Passwords and passcodes are now required on almost all devices, accounts, and systems. Making sure you use strong passwords will help keep you safe. We’ll look at what strong passwords are and how to go about using them.
Password security starts with creating a strong password. A strong password is:
- At least 12 characters long but 14 or more is better.
- A combination of uppercase letters, lowercase letters, numbers, and symbols.
- Avoids words that can be found in a dictionary or the name of a person, character, product, or organization.
- Significantly different from your previous passwords.
- Easy for you to remember but difficult for others to guess. For example, consider a memorable phrase like “6CatzRLo0king^”.
You can also use passwords suggested by browsers or password managers, which we’ll discuss later.
Once you’ve created strong passwords, you’ll have to make sure you’re using them properly. For example, you’ll never want to share the passwords with anyone. Also, you’ll want to have a unique password for each device, application, and website. Next, you’ll want to be sure to change all default passwords on systems and devices. Some devices have been hacked because they come with default credentials like admin/admin from the factory and never prompt a user to update the password during first log in.

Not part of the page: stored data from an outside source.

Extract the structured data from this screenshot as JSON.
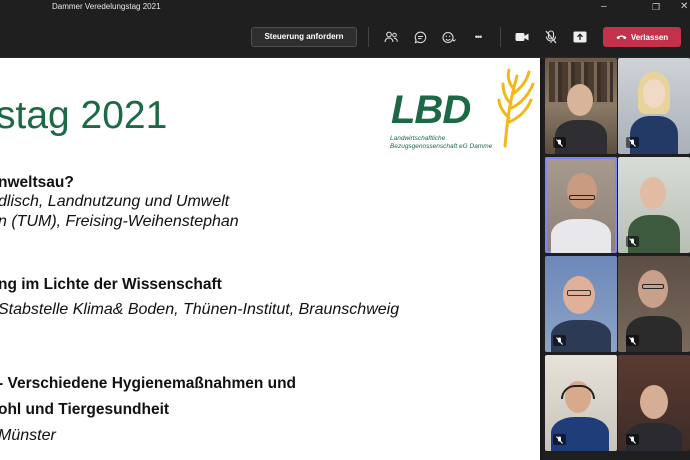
{
  "window": {
    "title": "Dammer Veredelungstag 2021"
  },
  "window_controls": {
    "minimize": "–",
    "maximize": "❐",
    "close": "✕"
  },
  "toolbar": {
    "control_request": "Steuerung anfordern",
    "leave": "Verlassen",
    "more": "•••"
  },
  "slide": {
    "title": "stag 2021",
    "logo": {
      "text": "LBD",
      "subtitle_line1": "Landwirtschaftliche",
      "subtitle_line2": "Bezugsgenossenschaft eG Damme"
    },
    "lines": [
      "nweltsau?",
      "dlisch, Landnutzung und Umwelt",
      "n (TUM), Freising-Weihenstephan",
      "ng im Lichte der Wissenschaft",
      "Stabstelle Klima& Boden, Thünen-Institut, Braunschweig",
      "- Verschiedene Hygienemaßnahmen und",
      "ohl und Tiergesundheit",
      "Münster"
    ]
  },
  "participants": [
    {
      "muted": true,
      "active": false
    },
    {
      "muted": true,
      "active": false
    },
    {
      "muted": false,
      "active": true
    },
    {
      "muted": true,
      "active": false
    },
    {
      "muted": true,
      "active": false
    },
    {
      "muted": true,
      "active": false
    },
    {
      "muted": true,
      "active": false
    },
    {
      "muted": true,
      "active": false
    }
  ],
  "colors": {
    "accent_green": "#1b6a45",
    "logo_yellow": "#f2b81b",
    "leave_red": "#c4314b",
    "active_outline": "#7f85f5"
  }
}
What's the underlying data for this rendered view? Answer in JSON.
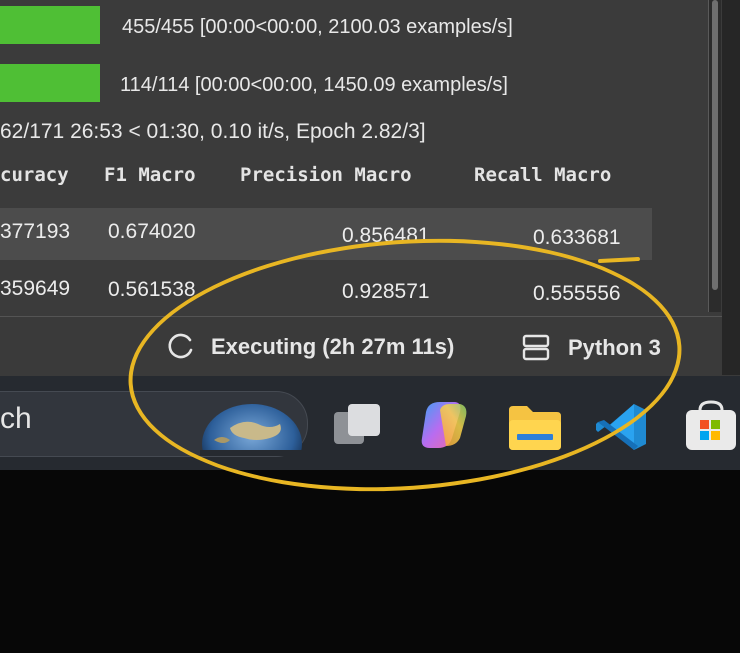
{
  "notebook": {
    "progress_rows": [
      {
        "text": "455/455  [00:00<00:00,  2100.03  examples/s]"
      },
      {
        "text": "114/114  [00:00<00:00,  1450.09  examples/s]"
      }
    ],
    "training_progress": "62/171 26:53 < 01:30, 0.10 it/s, Epoch 2.82/3]",
    "table": {
      "columns": [
        "curacy",
        "F1 Macro",
        "Precision Macro",
        "Recall Macro"
      ],
      "rows": [
        [
          "377193",
          "0.674020",
          "0.856481",
          "0.633681"
        ],
        [
          "359649",
          "0.561538",
          "0.928571",
          "0.555556"
        ]
      ]
    }
  },
  "statusbar": {
    "executing_label": "Executing (2h 27m 11s)",
    "kernel_label": "Python 3",
    "spinner_icon": "loading-spinner-icon",
    "kernel_icon": "kernel-status-icon"
  },
  "taskbar": {
    "search_text": "ch",
    "apps": [
      {
        "name": "earth-widget-icon"
      },
      {
        "name": "task-view-icon"
      },
      {
        "name": "copilot-icon"
      },
      {
        "name": "file-explorer-icon"
      },
      {
        "name": "vscode-icon"
      },
      {
        "name": "microsoft-store-icon"
      }
    ]
  },
  "colors": {
    "progress_green": "#4fbf35",
    "annotation_yellow": "#e8b623",
    "notebook_bg": "#3b3b3b",
    "taskbar_bg": "#262a30"
  }
}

You can also use browsers to learn about your password hygiene. For example, for macOS users, Safari can be enabled to let you know if your passwords need to be changed because they are being reused or have been compromised.
To check on this, go to Safari > Preferences > Passwords. Here you can enable “Detect compromised passwords”.
If the password is compromised, you will be told why and be given the option to change and update the offending password:
Another bit of password hygiene to keep in mind is when you learn about a breach, either through news or from a notification email from a website, change your password immediately. You never want to ignore this information and assume you are okay because you haven’t noticed any issues. This is especially important if you reuse passwords, as these stolen credentials are often sold to attackers for their malicious use in getting into high-value websites.
Lastly, password managers may be used. A password manager is an app or a service that helps you generate and store long, unique passwords for all your online accounts. Your organization may provide one for you, or you may find one that’s free. However, excellent products like 1Password or LastPass can be had for relatively little money and these usually provide the best user experience across mobile and desktops.
For fun, you may want to check out https://bitwarden.com/password-strength/ – this website lets you know how long it would take to crack your password. Be sure not to use real passwords that you intend to use. It may sound paranoid but it’s better to be safe at all times.